55" LCD Vizio VF550M, the tv looks good in the store and is $1150 on friday. Im just looking to watch some games, movies and ps3. This seems like a good deal. Any down sides to this tv. thank you


----------



## glaufman (Nov 25, 2007)

I've read where there was some visible moire and a few jaggies when deinterlacing, shadow detail and black level are not the best (but not necessarily terrible), excellent colors, and (with certain settings) very smooth motion.
I have a friend with a Vizio who complaining about banding/false contouring, but it might not be this model.


----------



## glaufman (Nov 25, 2007)

I suppose what I mean to say is, although I won't comment on the specific price, if you're not worried about absolutely pristine video quality, it could be one of the best values out there in the budget category.


----------



## badger (Nov 21, 2009)

$1120 bought it.
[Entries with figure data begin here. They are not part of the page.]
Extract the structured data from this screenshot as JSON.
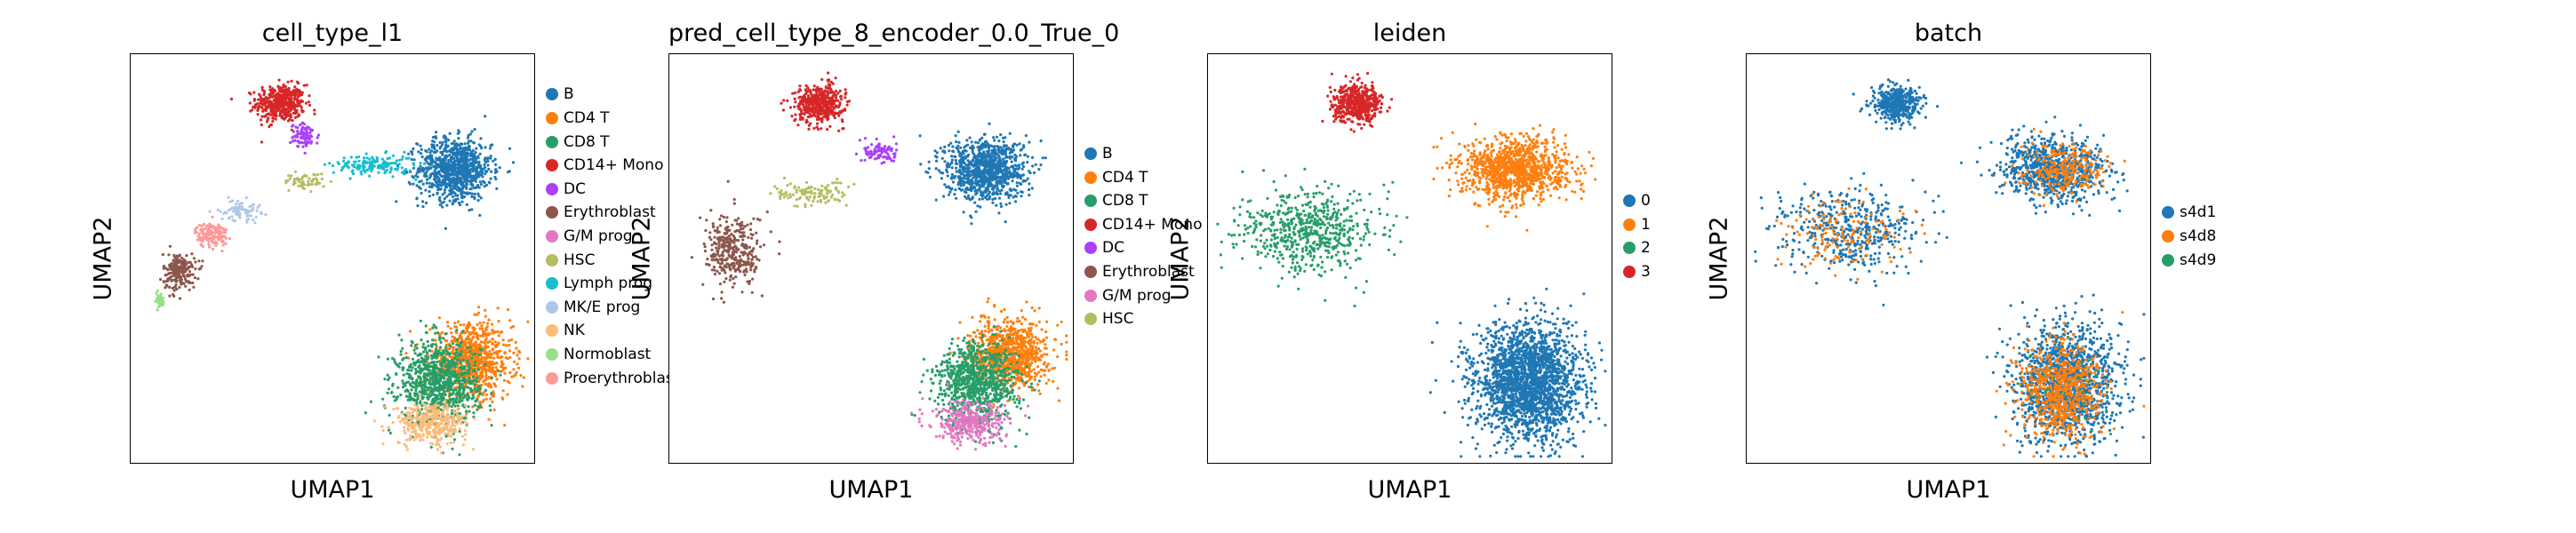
{
  "chart_data": [
    {
      "type": "scatter",
      "title": "cell_type_l1",
      "xlabel": "UMAP1",
      "ylabel": "UMAP2",
      "legend_position": "right",
      "legend": [
        {
          "label": "B",
          "color": "#1f77b4"
        },
        {
          "label": "CD4 T",
          "color": "#ff7f0e"
        },
        {
          "label": "CD8 T",
          "color": "#279e68"
        },
        {
          "label": "CD14+ Mono",
          "color": "#d62728"
        },
        {
          "label": "DC",
          "color": "#aa40fc"
        },
        {
          "label": "Erythroblast",
          "color": "#8c564b"
        },
        {
          "label": "G/M prog",
          "color": "#e377c2"
        },
        {
          "label": "HSC",
          "color": "#b5bd61"
        },
        {
          "label": "Lymph prog",
          "color": "#17becf"
        },
        {
          "label": "MK/E prog",
          "color": "#aec7e8"
        },
        {
          "label": "NK",
          "color": "#ffbb78"
        },
        {
          "label": "Normoblast",
          "color": "#98df8a"
        },
        {
          "label": "Proerythroblast",
          "color": "#ff9896"
        }
      ],
      "clusters": [
        {
          "cat": "CD14+ Mono",
          "cx": 0.37,
          "cy": 0.88,
          "rx": 0.06,
          "ry": 0.045,
          "n": 450
        },
        {
          "cat": "DC",
          "cx": 0.43,
          "cy": 0.8,
          "rx": 0.035,
          "ry": 0.03,
          "n": 90
        },
        {
          "cat": "B",
          "cx": 0.8,
          "cy": 0.72,
          "rx": 0.09,
          "ry": 0.075,
          "n": 900
        },
        {
          "cat": "Lymph prog",
          "cx": 0.6,
          "cy": 0.73,
          "rx": 0.1,
          "ry": 0.025,
          "n": 160
        },
        {
          "cat": "HSC",
          "cx": 0.43,
          "cy": 0.69,
          "rx": 0.05,
          "ry": 0.02,
          "n": 60
        },
        {
          "cat": "MK/E prog",
          "cx": 0.27,
          "cy": 0.62,
          "rx": 0.05,
          "ry": 0.025,
          "n": 80
        },
        {
          "cat": "Proerythroblast",
          "cx": 0.2,
          "cy": 0.56,
          "rx": 0.04,
          "ry": 0.03,
          "n": 150
        },
        {
          "cat": "Erythroblast",
          "cx": 0.12,
          "cy": 0.47,
          "rx": 0.04,
          "ry": 0.045,
          "n": 200
        },
        {
          "cat": "Normoblast",
          "cx": 0.07,
          "cy": 0.4,
          "rx": 0.015,
          "ry": 0.02,
          "n": 40
        },
        {
          "cat": "CD4 T",
          "cx": 0.84,
          "cy": 0.25,
          "rx": 0.1,
          "ry": 0.09,
          "n": 900
        },
        {
          "cat": "CD8 T",
          "cx": 0.76,
          "cy": 0.2,
          "rx": 0.1,
          "ry": 0.1,
          "n": 900
        },
        {
          "cat": "NK",
          "cx": 0.74,
          "cy": 0.1,
          "rx": 0.09,
          "ry": 0.05,
          "n": 350
        }
      ]
    },
    {
      "type": "scatter",
      "title": "pred_cell_type_8_encoder_0.0_True_0",
      "xlabel": "UMAP1",
      "ylabel": "UMAP2",
      "legend_position": "right",
      "legend": [
        {
          "label": "B",
          "color": "#1f77b4"
        },
        {
          "label": "CD4 T",
          "color": "#ff7f0e"
        },
        {
          "label": "CD8 T",
          "color": "#279e68"
        },
        {
          "label": "CD14+ Mono",
          "color": "#d62728"
        },
        {
          "label": "DC",
          "color": "#aa40fc"
        },
        {
          "label": "Erythroblast",
          "color": "#8c564b"
        },
        {
          "label": "G/M prog",
          "color": "#e377c2"
        },
        {
          "label": "HSC",
          "color": "#b5bd61"
        }
      ],
      "clusters": [
        {
          "cat": "CD14+ Mono",
          "cx": 0.37,
          "cy": 0.88,
          "rx": 0.06,
          "ry": 0.045,
          "n": 450
        },
        {
          "cat": "DC",
          "cx": 0.52,
          "cy": 0.76,
          "rx": 0.04,
          "ry": 0.03,
          "n": 90
        },
        {
          "cat": "B",
          "cx": 0.78,
          "cy": 0.72,
          "rx": 0.1,
          "ry": 0.075,
          "n": 950
        },
        {
          "cat": "HSC",
          "cx": 0.35,
          "cy": 0.66,
          "rx": 0.09,
          "ry": 0.03,
          "n": 120
        },
        {
          "cat": "Erythroblast",
          "cx": 0.16,
          "cy": 0.52,
          "rx": 0.07,
          "ry": 0.09,
          "n": 330
        },
        {
          "cat": "CD4 T",
          "cx": 0.84,
          "cy": 0.27,
          "rx": 0.09,
          "ry": 0.08,
          "n": 900
        },
        {
          "cat": "CD8 T",
          "cx": 0.76,
          "cy": 0.2,
          "rx": 0.1,
          "ry": 0.1,
          "n": 900
        },
        {
          "cat": "G/M prog",
          "cx": 0.74,
          "cy": 0.1,
          "rx": 0.09,
          "ry": 0.05,
          "n": 350
        }
      ]
    },
    {
      "type": "scatter",
      "title": "leiden",
      "xlabel": "UMAP1",
      "ylabel": "UMAP2",
      "legend_position": "right",
      "legend": [
        {
          "label": "0",
          "color": "#1f77b4"
        },
        {
          "label": "1",
          "color": "#ff7f0e"
        },
        {
          "label": "2",
          "color": "#279e68"
        },
        {
          "label": "3",
          "color": "#d62728"
        }
      ],
      "clusters": [
        {
          "cat": "3",
          "cx": 0.37,
          "cy": 0.88,
          "rx": 0.06,
          "ry": 0.045,
          "n": 500
        },
        {
          "cat": "1",
          "cx": 0.76,
          "cy": 0.72,
          "rx": 0.13,
          "ry": 0.075,
          "n": 1100
        },
        {
          "cat": "2",
          "cx": 0.25,
          "cy": 0.57,
          "rx": 0.17,
          "ry": 0.1,
          "n": 600
        },
        {
          "cat": "0",
          "cx": 0.79,
          "cy": 0.2,
          "rx": 0.13,
          "ry": 0.14,
          "n": 2200
        }
      ]
    },
    {
      "type": "scatter",
      "title": "batch",
      "xlabel": "UMAP1",
      "ylabel": "UMAP2",
      "legend_position": "right",
      "legend": [
        {
          "label": "s4d1",
          "color": "#1f77b4"
        },
        {
          "label": "s4d8",
          "color": "#ff7f0e"
        },
        {
          "label": "s4d9",
          "color": "#279e68"
        }
      ],
      "clusters": [
        {
          "cat": "s4d1",
          "cx": 0.37,
          "cy": 0.88,
          "rx": 0.06,
          "ry": 0.045,
          "n": 450
        },
        {
          "cat": "s4d1",
          "cx": 0.76,
          "cy": 0.72,
          "rx": 0.13,
          "ry": 0.075,
          "n": 800
        },
        {
          "cat": "s4d8",
          "cx": 0.78,
          "cy": 0.72,
          "rx": 0.11,
          "ry": 0.06,
          "n": 250
        },
        {
          "cat": "s4d1",
          "cx": 0.25,
          "cy": 0.57,
          "rx": 0.17,
          "ry": 0.1,
          "n": 450
        },
        {
          "cat": "s4d8",
          "cx": 0.24,
          "cy": 0.57,
          "rx": 0.15,
          "ry": 0.09,
          "n": 150
        },
        {
          "cat": "s4d1",
          "cx": 0.79,
          "cy": 0.2,
          "rx": 0.13,
          "ry": 0.14,
          "n": 1400
        },
        {
          "cat": "s4d8",
          "cx": 0.77,
          "cy": 0.18,
          "rx": 0.1,
          "ry": 0.12,
          "n": 700
        },
        {
          "cat": "s4d9",
          "cx": 0.78,
          "cy": 0.2,
          "rx": 0.12,
          "ry": 0.13,
          "n": 30
        }
      ]
    }
  ]
}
It's huge and not hooked up yet. I'll let you guys know how ps3 games and football look!


----------



## ssaudio (Dec 23, 2009)

my friend has one of those tv's and is very happy with it. great tv for a budget


----------



## Snowdog (Jan 15, 2010)

Badger, what do you think of your Vizio now that you've had it for a while? I'm eyeing a 47" Vizio from Sam's club for a very fair price and value any feedback you have of this maker. 
I swear I'm ruining my eyesight by using an old 27" tube-style television for Killzone 2 and other PS3 games. 

Thanks!


----------